1. Choosing subjects for micro-memoirs requires us to pore over our memories to recall experiences that we might not otherwise think of. We wouldn’t choose a big life event to write about—the death of a loved one, our divorce, a career triumph—but we might choose a seemingly trivial moment within one of those events. Or we might choose a remembered experience that seems so random that we don’t know why we remember it. By combing through our pasts to discover those memories, we can end up with a list of possible memoir topics. Some may be best written in micro form, while others might be expanded into longer memoirs.
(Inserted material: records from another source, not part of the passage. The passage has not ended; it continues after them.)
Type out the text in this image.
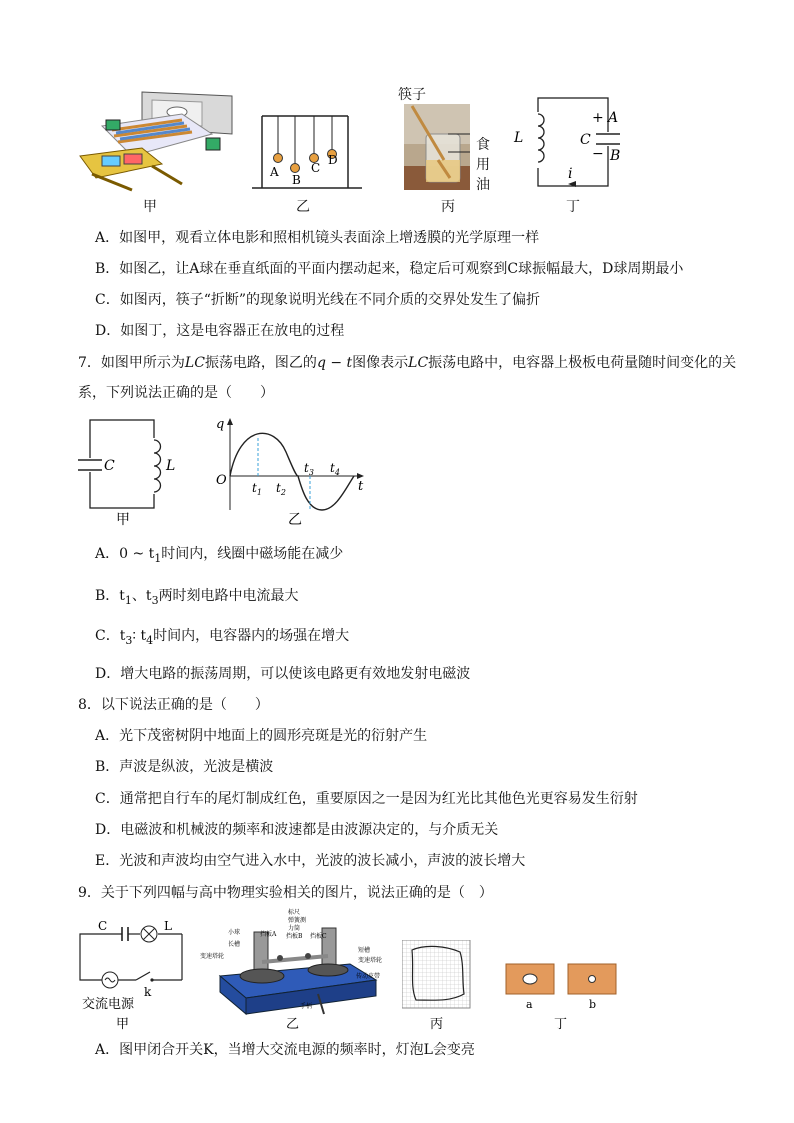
甲
A
B
C
D
乙
筷子
食
用
油
丙
L	C
+
−
A
B
i
丁
A．如图甲，观看立体电影和照相机镜头表面涂上增透膜的光学原理一样
B．如图乙，让A球在垂直纸面的平面内摆动起来，稳定后可观察到C球振幅最大，D球周期最小
C．如图丙，筷子“折断”的现象说明光线在不同介质的交界处发生了偏折
D．如图丁，这是电容器正在放电的过程
7．如图甲所示为LC振荡电路，图乙的q − t图像表示LC振荡电路中，电容器上极板电荷量随时间变化的关
系，下列说法正确的是（　　）
C	L
甲
q
O	t
$t_1$ $t_2$
$t_3$ $t_4$
乙
A．0 ~ $t_1$时间内，线圈中磁场能在减少
B．$t_1$、$t_3$两时刻电路中电流最大
C．$t_3∶$ $t_4$时间内，电容器内的场强在增大
D．增大电路的振荡周期，可以使该电路更有效地发射电磁波
8．以下说法正确的是（　　）
A．光下茂密树阴中地面上的圆形亮斑是光的衍射产生
B．声波是纵波，光波是横波
C．通常把自行车的尾灯制成红色，重要原因之一是因为红光比其他色光更容易发生衍射
D．电磁波和机械波的频率和波速都是由波源决定的，与介质无关
E．光波和声波均由空气进入水中，光波的波长减小，声波的波长增大
9．关于下列四幅与高中物理实验相关的图片，说法正确的是（　）
C	L
k
交流电源
甲
标尺
弹簧测
力筒
小球	挡板A 挡板B 挡板C
长槽
变速塔轮
短槽
变速塔轮
传动皮带
手柄
乙	丙
a	b
丁
A．图甲闭合开关K，当增大交流电源的频率时，灯泡L会变亮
2. Writing about our experiences in micro-memoirs forces us to focus narrowly on what’s important about a life event. We have to hone in on the very crux of the matter. If we think in terms of Freytag’s Pyramid, we must eliminate the exposition and resolution and focus solely on the climax of our story. By doing so we can create a tension so riveting that we achieve the maximum impact on our readers.
3. Writing micro-memoirs requires us to consider and make conscious decisions about every word we write. We must eliminate all but the necessary and get the most out of each word that we choose to include. Whether we decide to develop them into longer pieces or to consider them finished works, writing micro-memoirs helps us to become better writers.
After reading Fennelly’s book, I started a list of memories that I thought might lend themselves to a micro-memoir. I have been experimenting with writing a few and plan to share them in my next post.
I hope you’ll try writing some micro-memoirs, too.